Something snapped, broke, and her whole den fell onto its side while horses and men screamed. She fell heavily on her side, and the roof of the den cracked. A hard push, and she was outside her broken den through the hole, in a field of grass in the dark while men made noises and ran in all directions—some at her and some away. The ones who ran away from her marked territory on the ground, which Greta did not understand. She did not understand what was happening. She just wanted Him, and to stop being poked with sticks, and to go back to sleep, and maybe to have a fish. Thunders cracked around her, and she heard stinging bugs. Men were all around her, with their sticks and hot lights, but suddenly Greta spotted a gap in the circle of men, an empty dark spot into the fields, and she charged for safety. A stinging bug bit her ear, and she ran faster, away from the angry men who smelled of dogs. She would find Him, and he would make her safe again. He had to.
Early Morning, May, 1636
He opened his left eye and watched the ceiling. Silently, he counted to thirty, then opened the right eye and closed his left. He counted to thirty again, opened both eyes, and swung his feet to get out of bed. Both of his eyes worked, as they had every morning since he had first started checking.

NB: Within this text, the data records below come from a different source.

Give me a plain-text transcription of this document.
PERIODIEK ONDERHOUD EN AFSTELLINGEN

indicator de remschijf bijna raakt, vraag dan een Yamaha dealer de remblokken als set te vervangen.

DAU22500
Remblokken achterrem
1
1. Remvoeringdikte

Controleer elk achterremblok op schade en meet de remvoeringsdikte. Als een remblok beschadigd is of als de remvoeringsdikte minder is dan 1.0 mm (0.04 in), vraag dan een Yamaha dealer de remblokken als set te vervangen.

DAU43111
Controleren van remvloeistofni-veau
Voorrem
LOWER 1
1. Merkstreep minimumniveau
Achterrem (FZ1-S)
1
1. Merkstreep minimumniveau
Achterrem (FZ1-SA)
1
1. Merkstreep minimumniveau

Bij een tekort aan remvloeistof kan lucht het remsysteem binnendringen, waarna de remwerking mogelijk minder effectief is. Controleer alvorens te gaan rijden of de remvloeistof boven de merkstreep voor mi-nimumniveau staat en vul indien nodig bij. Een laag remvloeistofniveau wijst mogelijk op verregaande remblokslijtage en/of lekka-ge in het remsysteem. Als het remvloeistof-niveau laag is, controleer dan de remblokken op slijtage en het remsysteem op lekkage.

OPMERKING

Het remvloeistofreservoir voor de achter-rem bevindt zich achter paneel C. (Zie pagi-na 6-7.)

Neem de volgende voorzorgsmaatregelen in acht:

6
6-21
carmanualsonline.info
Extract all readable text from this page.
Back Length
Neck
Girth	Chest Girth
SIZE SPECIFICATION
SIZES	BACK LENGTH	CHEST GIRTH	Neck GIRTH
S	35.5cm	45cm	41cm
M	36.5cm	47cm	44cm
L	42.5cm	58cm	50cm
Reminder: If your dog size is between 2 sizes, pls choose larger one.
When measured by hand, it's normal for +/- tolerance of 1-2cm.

But it was a Rule that he had to be sure, because a day couldn't start properly until he had both eyes open. Peter had a lot of Rules. Some were easy to follow, like checking his eyes every morning when he got out of bed. Others were harder, but he needed them all. The world was a hard place for him sometimes. He wasn't dumb, but he was . . . different . . . than anyone else. Things happened that didn't make sense to Peter, and people did or said things that confused him. Father belting him for saying things that made people mad hadn't worked. Being bathed in holy water at the big church in Suhl hadn't worked either. Instead, Peter had started making his Rules. He didn't need to understand why if a Rule told him that he was or wasn't supposed to do something.